Details of 22 D.C. Police Officers Released by Hackers

Following the hack that the Washington Metropolitan Police Department experienced last April, the ransomware gang has released the sensitive and personal information of 22 police officers last Tuesday, May 11, 2021, in attempts to further threaten and extort money.

The breach in its computer systems reportedly started from a Russian-speaking ransomware gang called the Babuk group, notes the Associated Press. To provide proof of the data is obtained, the hackers took to posting screenshots on the dark web.

Among the personal files posted by the hacking group in attempts to extort money and gain contact with the police officers include their dates of birth, Social Security numbers, psychological assessments, fingerprints, driver’s licenses, and polygraph test results, states NBC News.

Police Officers Details Released by Hackers

In addition to these, NBC News also notes that the residential information, as well as some financial details and marriage history of the vulnerable police officers, have also been compromised.

The compromised details of the police officers in question are reportedly stored in a PDF. Many of these files exceed 100 pages, while a document is said to exceed more than 300 pages.

While the details of these officers have been posted, NBC News revealed that two of the officers that they have contacted have remained in the dark about the incident, with the department failing to inform affected parties right away.
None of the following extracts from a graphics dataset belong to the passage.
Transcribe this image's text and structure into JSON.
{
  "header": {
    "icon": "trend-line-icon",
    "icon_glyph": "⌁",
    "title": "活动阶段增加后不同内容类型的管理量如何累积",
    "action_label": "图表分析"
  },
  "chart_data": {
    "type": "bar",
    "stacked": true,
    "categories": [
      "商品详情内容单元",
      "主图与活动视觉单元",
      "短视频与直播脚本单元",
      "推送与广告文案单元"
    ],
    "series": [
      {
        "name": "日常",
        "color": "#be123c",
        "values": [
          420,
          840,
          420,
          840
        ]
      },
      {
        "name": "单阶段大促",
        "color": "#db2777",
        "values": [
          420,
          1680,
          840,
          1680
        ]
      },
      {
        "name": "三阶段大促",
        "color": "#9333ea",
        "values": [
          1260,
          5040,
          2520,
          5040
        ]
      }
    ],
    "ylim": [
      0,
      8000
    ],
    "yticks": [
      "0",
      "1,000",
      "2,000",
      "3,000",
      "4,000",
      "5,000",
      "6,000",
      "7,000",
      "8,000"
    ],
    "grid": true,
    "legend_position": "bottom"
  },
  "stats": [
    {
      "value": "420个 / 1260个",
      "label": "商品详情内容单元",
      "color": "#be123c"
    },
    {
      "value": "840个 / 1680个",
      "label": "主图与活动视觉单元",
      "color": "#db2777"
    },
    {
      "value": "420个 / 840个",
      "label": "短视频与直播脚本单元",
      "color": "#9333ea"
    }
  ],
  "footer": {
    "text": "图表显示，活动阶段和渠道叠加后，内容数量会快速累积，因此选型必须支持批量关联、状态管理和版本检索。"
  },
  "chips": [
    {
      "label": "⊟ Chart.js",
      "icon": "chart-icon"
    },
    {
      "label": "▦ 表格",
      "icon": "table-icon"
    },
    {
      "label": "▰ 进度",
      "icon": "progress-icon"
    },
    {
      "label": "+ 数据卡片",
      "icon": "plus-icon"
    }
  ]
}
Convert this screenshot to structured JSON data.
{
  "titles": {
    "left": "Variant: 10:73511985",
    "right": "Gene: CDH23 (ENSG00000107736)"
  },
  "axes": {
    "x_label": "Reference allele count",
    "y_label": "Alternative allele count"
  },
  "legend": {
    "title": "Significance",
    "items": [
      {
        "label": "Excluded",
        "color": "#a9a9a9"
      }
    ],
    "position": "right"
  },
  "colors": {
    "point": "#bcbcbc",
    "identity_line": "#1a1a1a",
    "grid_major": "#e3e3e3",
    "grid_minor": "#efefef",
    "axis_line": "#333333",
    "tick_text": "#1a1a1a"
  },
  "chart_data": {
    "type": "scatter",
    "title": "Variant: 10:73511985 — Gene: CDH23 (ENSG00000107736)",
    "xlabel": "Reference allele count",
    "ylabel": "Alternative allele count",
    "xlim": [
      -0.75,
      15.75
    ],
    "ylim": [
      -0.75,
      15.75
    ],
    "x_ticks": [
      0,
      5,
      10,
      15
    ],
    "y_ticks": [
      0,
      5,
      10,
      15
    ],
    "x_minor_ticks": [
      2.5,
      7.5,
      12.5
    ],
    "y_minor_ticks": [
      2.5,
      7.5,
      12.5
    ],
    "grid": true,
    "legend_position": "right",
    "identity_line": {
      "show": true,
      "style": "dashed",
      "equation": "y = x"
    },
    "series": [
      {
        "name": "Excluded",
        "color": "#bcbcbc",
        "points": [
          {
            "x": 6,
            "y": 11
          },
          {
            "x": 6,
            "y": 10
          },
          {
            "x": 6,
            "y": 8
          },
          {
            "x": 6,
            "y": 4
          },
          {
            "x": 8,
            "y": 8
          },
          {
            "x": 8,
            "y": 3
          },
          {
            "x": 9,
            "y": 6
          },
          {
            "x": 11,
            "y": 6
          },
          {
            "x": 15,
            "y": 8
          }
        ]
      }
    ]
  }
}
The Metropolitan Police Department only confirmed the incident on Wednesday, May 12, 2021, said CNN. In addition, the department statement read that “Chief Contee sent an email last week to all MPD members with instructions on how to sign up for a credit monitoring service. There is no further information available to provide at this time.”

Details of the Breach

According to an article by the Associated Press dated April 27, 2021, the hackers initially obtained around 250 gigabytes worth of internal police files.

NBC News states that the threat actors demanded a hefty sum of $4 million, while the Washington Police Department countered with $100,000, saying that its finances were controlled. The Babuk group declined the offer, saying the “amount we were offered does not suit us.”

On its website, the group said that it had successfully “downloaded a sufficient amount of information from your internal networks.” With this, it gave the police department three days to reach out unless it wanted other hackers to work and “drain the informants,” reports the Associated Press.

While the Metropolitan Police Department of District of Columbia had reported the incident and had asked the Federal Bureau of Investigation (FBI) to step in following the unauthorized access of the ransomware gang, the Associated Press said that the D.C. Police failed to identify the incident as a ransomware attack.